In the dimly lit stables he found his father, Sample, and a third man in a buffalo coat putting a bridle on Jack Gregory’s Appaloosa. Only when he got closer did he see the third man was Daniel Dixon.
“What’s going on?” Harry said. No one answered.
A guard called from the far end of the stable. “He’s asking for Beau, Colonel.”
Deep in the shadows Harry saw the guard and the foreigner, Portugee Phillips, standing by the stallion’s stall. Beau was Carrington’s special pride, a strong black Thoroughbred given to him during the war by an admiring horse breeder from the bluegrass regi
on of Kentucky. No one but the colonel was allowed to ride him.
“He must have him then,” Carrington said. “He’s the strongest animal left to us. Guard, saddle Beau and bring him round to the sally gate. Sample, pack two kits with crackers, jerky, and grain for the horses. Each man gets a Spencer rifle and one hundred rounds of ammunition. Double quick!”
“Bring blankets too, Sample,” Dixon said as he threw a saddle on the Appaloosa’s back. With a shock, Harry understood that Dixon meant to ride with Phillips tonight.
“I don’t understand why you insist on doing this, Dixon, when Gregory should be the one to go with Phillips,” Carrington said. “I need you here. Where is Gregory anyway?”
“Gone,” Dixon said.
“Gone?” Carrington said. “What do you mean?”
“Just that.”
“Did you see him leave?”
“No, but his gear is missing.”
“How can this be? You’ve got his horse.”
Dixon bent down to cinch the girth. “He left the Appaloosa for us,” Dixon said. “He knew we’d need him.
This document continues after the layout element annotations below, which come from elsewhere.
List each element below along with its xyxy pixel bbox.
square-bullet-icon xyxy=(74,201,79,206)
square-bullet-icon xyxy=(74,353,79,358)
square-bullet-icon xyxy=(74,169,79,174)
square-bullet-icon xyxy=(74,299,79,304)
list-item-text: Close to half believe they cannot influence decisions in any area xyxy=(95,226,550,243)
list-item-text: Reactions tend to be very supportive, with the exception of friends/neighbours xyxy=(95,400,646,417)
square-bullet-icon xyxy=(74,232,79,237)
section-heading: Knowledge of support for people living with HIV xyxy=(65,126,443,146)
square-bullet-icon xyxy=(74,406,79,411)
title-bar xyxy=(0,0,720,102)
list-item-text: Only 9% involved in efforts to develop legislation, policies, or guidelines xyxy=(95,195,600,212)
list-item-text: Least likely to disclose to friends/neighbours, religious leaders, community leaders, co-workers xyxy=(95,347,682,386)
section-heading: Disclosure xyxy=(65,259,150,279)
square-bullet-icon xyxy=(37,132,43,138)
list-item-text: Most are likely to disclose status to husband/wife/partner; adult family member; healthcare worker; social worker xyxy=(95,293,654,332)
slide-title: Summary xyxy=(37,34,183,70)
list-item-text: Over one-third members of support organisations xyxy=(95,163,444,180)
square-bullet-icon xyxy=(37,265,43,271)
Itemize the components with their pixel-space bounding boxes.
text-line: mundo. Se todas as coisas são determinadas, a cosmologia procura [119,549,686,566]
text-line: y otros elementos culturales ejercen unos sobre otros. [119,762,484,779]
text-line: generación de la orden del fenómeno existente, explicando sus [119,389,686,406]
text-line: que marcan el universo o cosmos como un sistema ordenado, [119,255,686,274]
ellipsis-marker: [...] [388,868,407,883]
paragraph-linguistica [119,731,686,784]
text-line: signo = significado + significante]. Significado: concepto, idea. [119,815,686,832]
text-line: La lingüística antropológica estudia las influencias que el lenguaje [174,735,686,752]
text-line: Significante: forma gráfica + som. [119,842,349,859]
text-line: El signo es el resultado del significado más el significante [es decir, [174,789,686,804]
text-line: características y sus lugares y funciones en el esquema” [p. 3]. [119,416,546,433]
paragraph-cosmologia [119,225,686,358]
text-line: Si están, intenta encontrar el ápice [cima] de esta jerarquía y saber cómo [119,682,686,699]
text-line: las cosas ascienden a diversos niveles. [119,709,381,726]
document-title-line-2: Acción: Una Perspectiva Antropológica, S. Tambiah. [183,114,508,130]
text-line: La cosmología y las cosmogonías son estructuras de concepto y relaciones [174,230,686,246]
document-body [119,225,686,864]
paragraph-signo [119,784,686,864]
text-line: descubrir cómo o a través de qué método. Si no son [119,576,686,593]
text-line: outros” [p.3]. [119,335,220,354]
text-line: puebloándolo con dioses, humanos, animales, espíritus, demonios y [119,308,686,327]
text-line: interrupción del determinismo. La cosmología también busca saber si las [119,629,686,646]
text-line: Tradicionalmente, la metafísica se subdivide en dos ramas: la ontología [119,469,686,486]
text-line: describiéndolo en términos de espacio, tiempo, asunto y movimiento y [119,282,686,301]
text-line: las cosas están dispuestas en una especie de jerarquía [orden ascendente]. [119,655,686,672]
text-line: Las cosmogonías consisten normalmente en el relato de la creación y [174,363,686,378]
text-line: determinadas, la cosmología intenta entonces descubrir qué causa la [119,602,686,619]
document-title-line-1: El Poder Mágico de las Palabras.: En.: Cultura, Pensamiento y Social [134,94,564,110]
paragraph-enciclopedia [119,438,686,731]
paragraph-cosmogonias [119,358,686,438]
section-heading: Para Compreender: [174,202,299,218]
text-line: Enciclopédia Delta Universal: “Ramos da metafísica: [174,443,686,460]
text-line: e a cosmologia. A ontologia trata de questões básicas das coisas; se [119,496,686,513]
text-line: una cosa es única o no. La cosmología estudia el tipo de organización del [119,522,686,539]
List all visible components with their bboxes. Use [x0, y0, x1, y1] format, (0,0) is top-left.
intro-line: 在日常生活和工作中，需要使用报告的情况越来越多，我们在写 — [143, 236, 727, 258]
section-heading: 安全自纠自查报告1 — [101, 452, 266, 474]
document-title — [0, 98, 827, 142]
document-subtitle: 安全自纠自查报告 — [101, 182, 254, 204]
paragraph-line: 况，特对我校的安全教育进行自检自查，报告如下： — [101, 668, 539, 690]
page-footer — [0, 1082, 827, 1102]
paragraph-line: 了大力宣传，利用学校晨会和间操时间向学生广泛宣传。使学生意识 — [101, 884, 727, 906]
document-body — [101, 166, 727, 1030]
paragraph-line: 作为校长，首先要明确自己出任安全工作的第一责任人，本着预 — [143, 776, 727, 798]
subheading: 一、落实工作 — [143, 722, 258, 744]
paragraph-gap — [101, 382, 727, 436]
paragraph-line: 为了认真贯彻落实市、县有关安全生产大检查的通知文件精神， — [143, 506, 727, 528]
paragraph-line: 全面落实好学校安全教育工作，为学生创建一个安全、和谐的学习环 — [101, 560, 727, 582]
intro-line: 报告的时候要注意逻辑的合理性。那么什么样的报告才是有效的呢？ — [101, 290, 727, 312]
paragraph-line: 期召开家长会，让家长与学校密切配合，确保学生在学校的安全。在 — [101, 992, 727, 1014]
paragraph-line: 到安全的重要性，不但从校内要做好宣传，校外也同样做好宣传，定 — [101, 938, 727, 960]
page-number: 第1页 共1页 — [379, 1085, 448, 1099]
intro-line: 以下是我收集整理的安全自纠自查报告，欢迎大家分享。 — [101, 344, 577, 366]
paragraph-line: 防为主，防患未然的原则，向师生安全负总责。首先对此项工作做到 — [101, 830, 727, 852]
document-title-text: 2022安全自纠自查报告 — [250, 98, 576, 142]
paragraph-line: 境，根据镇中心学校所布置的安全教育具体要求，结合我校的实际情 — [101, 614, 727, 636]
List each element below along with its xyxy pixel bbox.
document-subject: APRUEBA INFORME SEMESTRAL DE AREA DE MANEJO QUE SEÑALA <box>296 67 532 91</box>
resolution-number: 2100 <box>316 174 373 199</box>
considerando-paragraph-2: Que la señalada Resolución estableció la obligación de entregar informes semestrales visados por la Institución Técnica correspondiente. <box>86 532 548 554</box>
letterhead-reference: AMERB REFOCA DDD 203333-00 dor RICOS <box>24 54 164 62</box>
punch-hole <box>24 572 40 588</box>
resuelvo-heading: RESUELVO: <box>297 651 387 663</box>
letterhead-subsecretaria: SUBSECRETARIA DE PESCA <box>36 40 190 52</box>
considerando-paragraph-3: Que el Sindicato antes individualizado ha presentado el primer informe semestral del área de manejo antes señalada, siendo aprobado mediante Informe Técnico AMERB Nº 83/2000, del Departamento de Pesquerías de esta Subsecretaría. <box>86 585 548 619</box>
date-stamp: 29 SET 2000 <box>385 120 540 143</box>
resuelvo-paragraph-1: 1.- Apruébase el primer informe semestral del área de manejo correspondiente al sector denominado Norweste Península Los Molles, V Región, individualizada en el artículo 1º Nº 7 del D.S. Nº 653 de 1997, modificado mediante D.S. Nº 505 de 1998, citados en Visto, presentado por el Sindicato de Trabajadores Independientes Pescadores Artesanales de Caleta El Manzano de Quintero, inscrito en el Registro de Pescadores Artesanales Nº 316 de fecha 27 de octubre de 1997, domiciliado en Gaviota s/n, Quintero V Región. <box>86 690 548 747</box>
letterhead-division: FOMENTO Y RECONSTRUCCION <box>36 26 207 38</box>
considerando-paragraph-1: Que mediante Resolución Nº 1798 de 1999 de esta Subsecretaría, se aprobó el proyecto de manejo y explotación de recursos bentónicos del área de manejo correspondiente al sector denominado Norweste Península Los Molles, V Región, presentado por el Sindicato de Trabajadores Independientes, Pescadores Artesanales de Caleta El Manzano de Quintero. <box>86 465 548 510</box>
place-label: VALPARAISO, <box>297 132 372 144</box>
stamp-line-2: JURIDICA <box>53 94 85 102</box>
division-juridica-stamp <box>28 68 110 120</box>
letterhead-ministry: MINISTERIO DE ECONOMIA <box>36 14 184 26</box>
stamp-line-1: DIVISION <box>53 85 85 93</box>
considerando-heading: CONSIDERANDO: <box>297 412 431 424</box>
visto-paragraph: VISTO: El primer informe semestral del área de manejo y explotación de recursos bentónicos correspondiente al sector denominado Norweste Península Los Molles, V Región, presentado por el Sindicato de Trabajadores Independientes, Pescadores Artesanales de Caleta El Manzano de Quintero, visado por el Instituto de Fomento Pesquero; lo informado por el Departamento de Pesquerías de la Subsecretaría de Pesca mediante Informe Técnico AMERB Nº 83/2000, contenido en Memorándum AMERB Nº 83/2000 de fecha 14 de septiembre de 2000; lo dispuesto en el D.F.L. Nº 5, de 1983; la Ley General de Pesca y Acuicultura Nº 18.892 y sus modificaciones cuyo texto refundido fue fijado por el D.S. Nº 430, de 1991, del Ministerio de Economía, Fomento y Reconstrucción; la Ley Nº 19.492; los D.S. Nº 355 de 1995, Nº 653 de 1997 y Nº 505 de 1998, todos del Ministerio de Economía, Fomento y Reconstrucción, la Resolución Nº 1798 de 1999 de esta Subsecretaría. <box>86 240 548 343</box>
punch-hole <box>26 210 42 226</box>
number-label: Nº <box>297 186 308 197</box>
My horse wouldn’t make it halfway to Horseshoe Station.”
Carrington made a sound of disgust. “The man is a common criminal. I should have thrown him in the guardhouse when you brought him back from Bozeman. Why would he disappear like this? I suppose he killed Reynolds.”
Dixon walked to the Appaloosa’s head and lifted his hairy lip to check the bit. “Whatever he did, Jack Gregory has risked his neck to help us—more than once—and now he’s left us his horse. Anyhow, we’ve got bigger problems.”
He stepped around Carrington, leading Gregory’s Appaloosa out of the stables. Carrington and Harry followed with Phillips and Beau. News of the rescue riders had spread. As they walked to the sally gate, men came forward to shake hands with Phillips and Dixon and wish them luck.
A nervous sentry on the banquette challenged them as they neared the gate. “Halt!” he cried, swinging his carbine in their direction. “Who goes there?”